Was jedoch die beiden Teilflächen anlangt, die die Klägerin durch die Regulierung zu Lasten des Grundstücks der Beklagten hinzugewonnen hat, konnte sie einen Ersitzungsbeginn vor dem Jahr 1983 nicht nachweisen. Bezüglich dieser Teilflächen war im Jahre 2017 die 40jährige Ersitzungszeit noch nicht abgelaufen.

Daraus folgt aber, dass die in der Klage begehrte Grenzlinie, die der aktuell bestehenden Böschungskante folgt, an zwei Stellen mangels vollendeter Ersitzung auf dem Eigentum der Beklagten liegt. Der Klägerin ist damit der Beweis der richtigen Grenze nicht gelungen.

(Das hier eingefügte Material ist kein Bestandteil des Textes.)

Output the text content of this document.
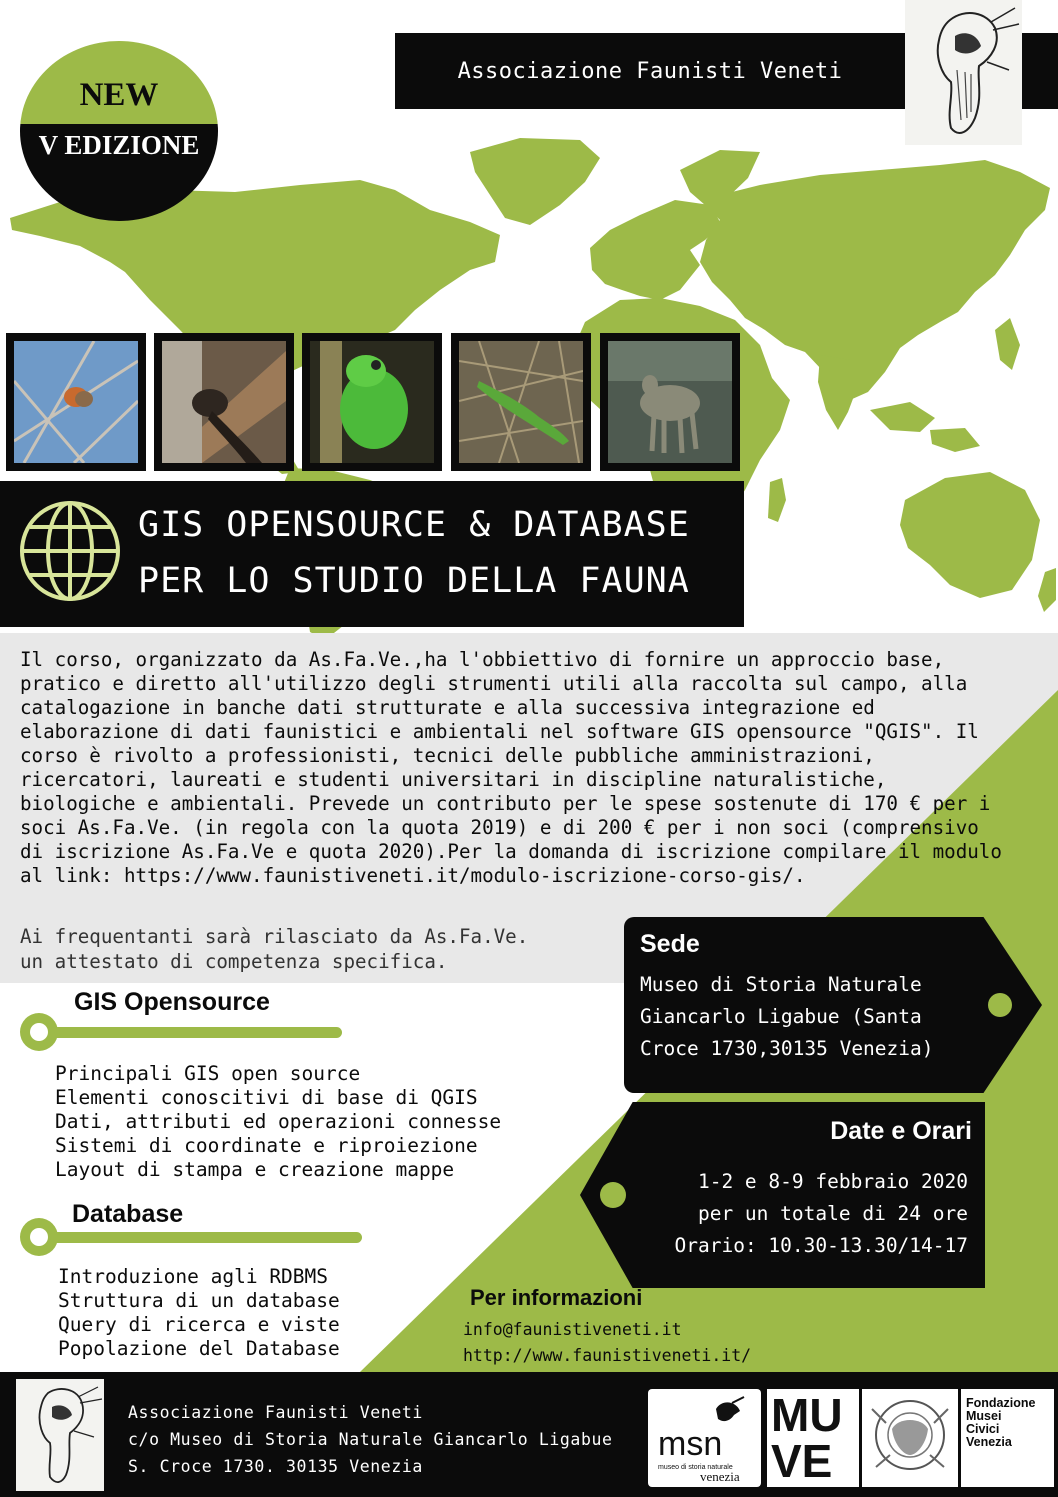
Associazione Faunisti Veneti
NEW
V EDIZIONE
GIS OPENSOURCE & DATABASE
PER LO STUDIO DELLA FAUNA
Il corso, organizzato da As.Fa.Ve.,ha l'obbiettivo di fornire un approccio base, pratico e diretto all'utilizzo degli strumenti utili alla raccolta sul campo, alla catalogazione in banche dati strutturate e alla successiva integrazione ed elaborazione di dati faunistici e ambientali nel software GIS opensource "QGIS". Il corso è rivolto a professionisti, tecnici delle pubbliche amministrazioni, ricercatori, laureati e studenti universitari in discipline naturalistiche, biologiche e ambientali. Prevede un contributo per le spese sostenute di 170 € per i soci As.Fa.Ve. (in regola con la quota 2019) e di 200 € per i non soci (comprensivo di iscrizione As.Fa.Ve e quota 2020).Per la domanda di iscrizione compilare il modulo al link: https://www.faunistiveneti.it/modulo-iscrizione-corso-gis/.
Ai frequentanti sarà rilasciato da As.Fa.Ve.
un attestato di competenza specifica.
Sede
Museo di Storia Naturale
Giancarlo Ligabue (Santa
Croce 1730,30135 Venezia)
Date e Orari
1-2 e 8-9 febbraio 2020
per un totale di 24 ore
Orario: 10.30-13.30/14-17
GIS Opensource
Principali GIS open source
Elementi conoscitivi di base di QGIS
Dati, attributi ed operazioni connesse
Sistemi di coordinate e riproiezione
Layout di stampa e creazione mappe
Database
Introduzione agli RDBMS
Struttura di un database
Query di ricerca e viste
Popolazione del Database
Per informazioni
info@faunistiveneti.it
http://www.faunistiveneti.it/
Associazione Faunisti Veneti
c/o Museo di Storia Naturale Giancarlo Ligabue
S. Croce 1730. 30135 Venezia
msn
museo di storia naturale
venezia
MU
VE
Fondazione
Musei
Civici
Venezia
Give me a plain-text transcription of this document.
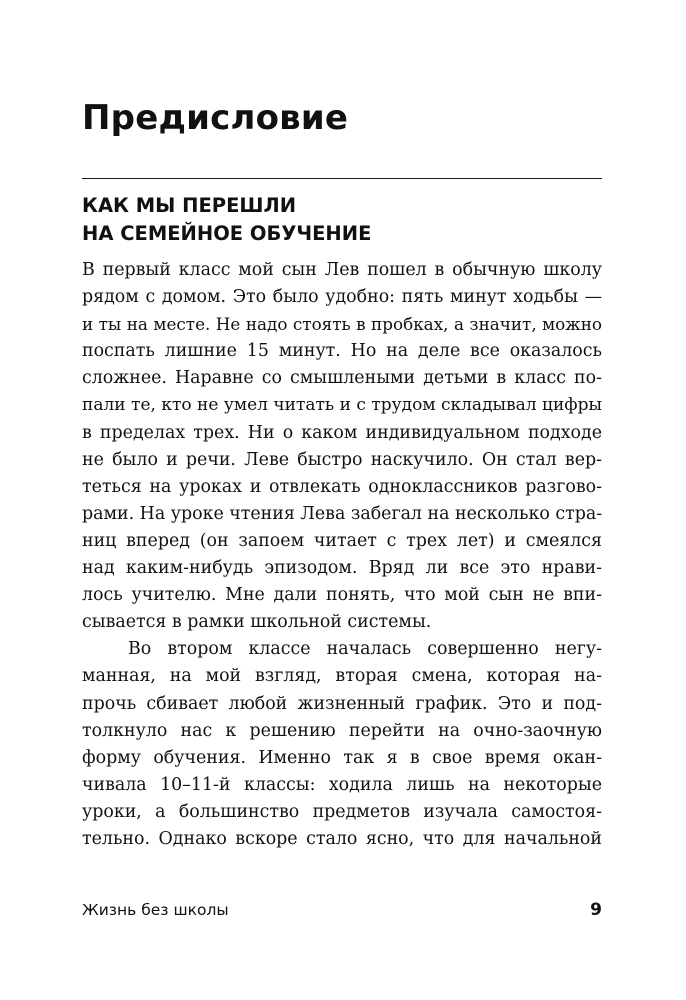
Предисловие
КАК МЫ ПЕРЕШЛИ
НА СЕМЕЙНОЕ ОБУЧЕНИЕ
В первый класс мой сын Лев пошел в обычную школу
рядом с домом. Это было удобно: пять минут ходьбы —
и ты на месте. Не надо стоять в пробках, а значит, можно
поспать лишние 15 минут. Но на деле все оказалось
сложнее. Наравне со смышлеными детьми в класс по-
пали те, кто не умел читать и с трудом складывал цифры
в пределах трех. Ни о каком индивидуальном подходе
не было и речи. Леве быстро наскучило. Он стал вер-
теться на уроках и отвлекать одноклассников разгово-
рами. На уроке чтения Лева забегал на несколько стра-
ниц вперед (он запоем читает с трех лет) и смеялся
над каким-нибудь эпизодом. Вряд ли все это нрави-
лось учителю. Мне дали понять, что мой сын не впи-
сывается в рамки школьной системы.
Во втором классе началась совершенно негу-
манная, на мой взгляд, вторая смена, которая на-
прочь сбивает любой жизненный график. Это и под-
толкнуло нас к решению перейти на очно-заочную
форму обучения. Именно так я в свое время окан-
чивала 10–11-й классы: ходила лишь на некоторые
уроки, а большинство предметов изучала самостоя-
тельно. Однако вскоре стало ясно, что для начальной
Жизнь без школы	9
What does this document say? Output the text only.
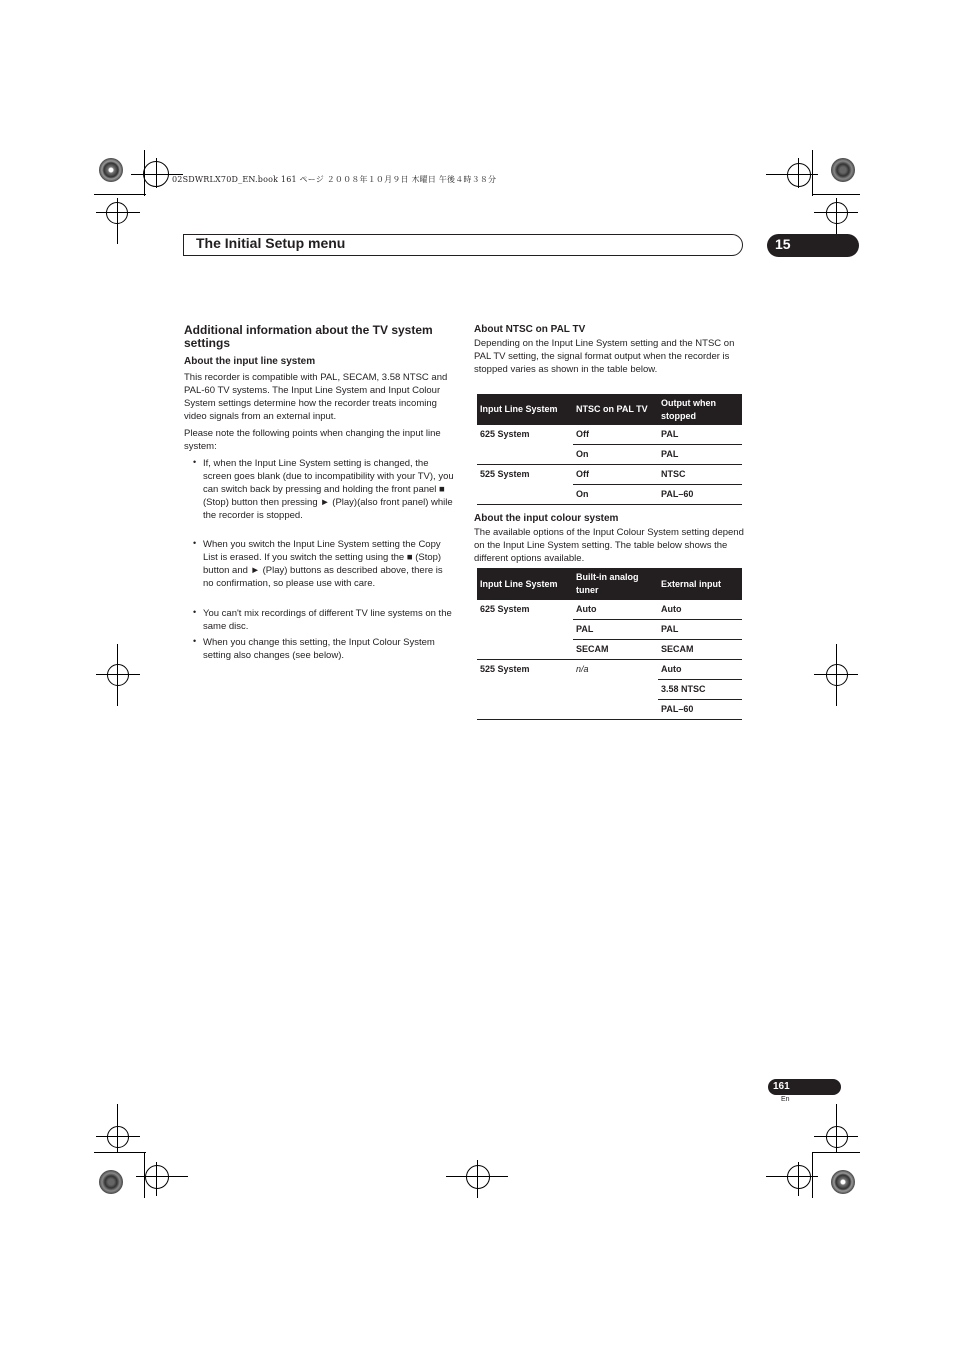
02SDWRLX70D_EN.book 161 ページ ２００８年１０月９日 木曜日 午後４時３８分
The Initial Setup menu	15
Additional information about the TV system settings
About the input line system
This recorder is compatible with PAL, SECAM, 3.58 NTSC and PAL-60 TV systems. The Input Line System and Input Colour System settings determine how the recorder treats incoming video signals from an external input.
Please note the following points when changing the input line system:
• If, when the Input Line System setting is changed, the screen goes blank (due to incompatibility with your TV), you can switch back by pressing and holding the front panel ■ (Stop) button then pressing ► (Play)(also front panel) while the recorder is stopped.
• When you switch the Input Line System setting the Copy List is erased. If you switch the setting using the ■ (Stop) button and ► (Play) buttons as described above, there is no confirmation, so please use with care.
• You can't mix recordings of different TV line systems on the same disc.
• When you change this setting, the Input Colour System setting also changes (see below).
About NTSC on PAL TV
Depending on the Input Line System setting and the NTSC on PAL TV setting, the signal format output when the recorder is stopped varies as shown in the table below.
Input Line System	NTSC on PAL TV	Output when stopped
625 System	Off	PAL
	On	PAL
525 System	Off	NTSC
	On	PAL–60
About the input colour system
The available options of the Input Colour System setting depend on the Input Line System setting. The table below shows the different options available.
Input Line System	Built-in analog tuner	External input
625 System	Auto	Auto
	PAL	PAL
	SECAM	SECAM
525 System	n/a	Auto
		3.58 NTSC
		PAL–60
161
En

5.7. Die Feststellung eines veränderten Grenzverlaufs fände im Klagebegehren keine Deckung. Ein solcher Zuspruch würde kein bloßes Minus zu einem Klagebegehren darstellen, das nicht nur die Feststellung des Eigentums an einem Grundstücksteil, sondern auch die Feststellung einer ganz bestimmten Grenze umfasst (1 Ob 96/18a).

6. Der Revision war daher im Ergebnis Folge zu geben und die Entscheidung des Erstgerichts wiederherzustellen.

Die Kostenentscheidung gründet sich auf § 41, 50 ZPO.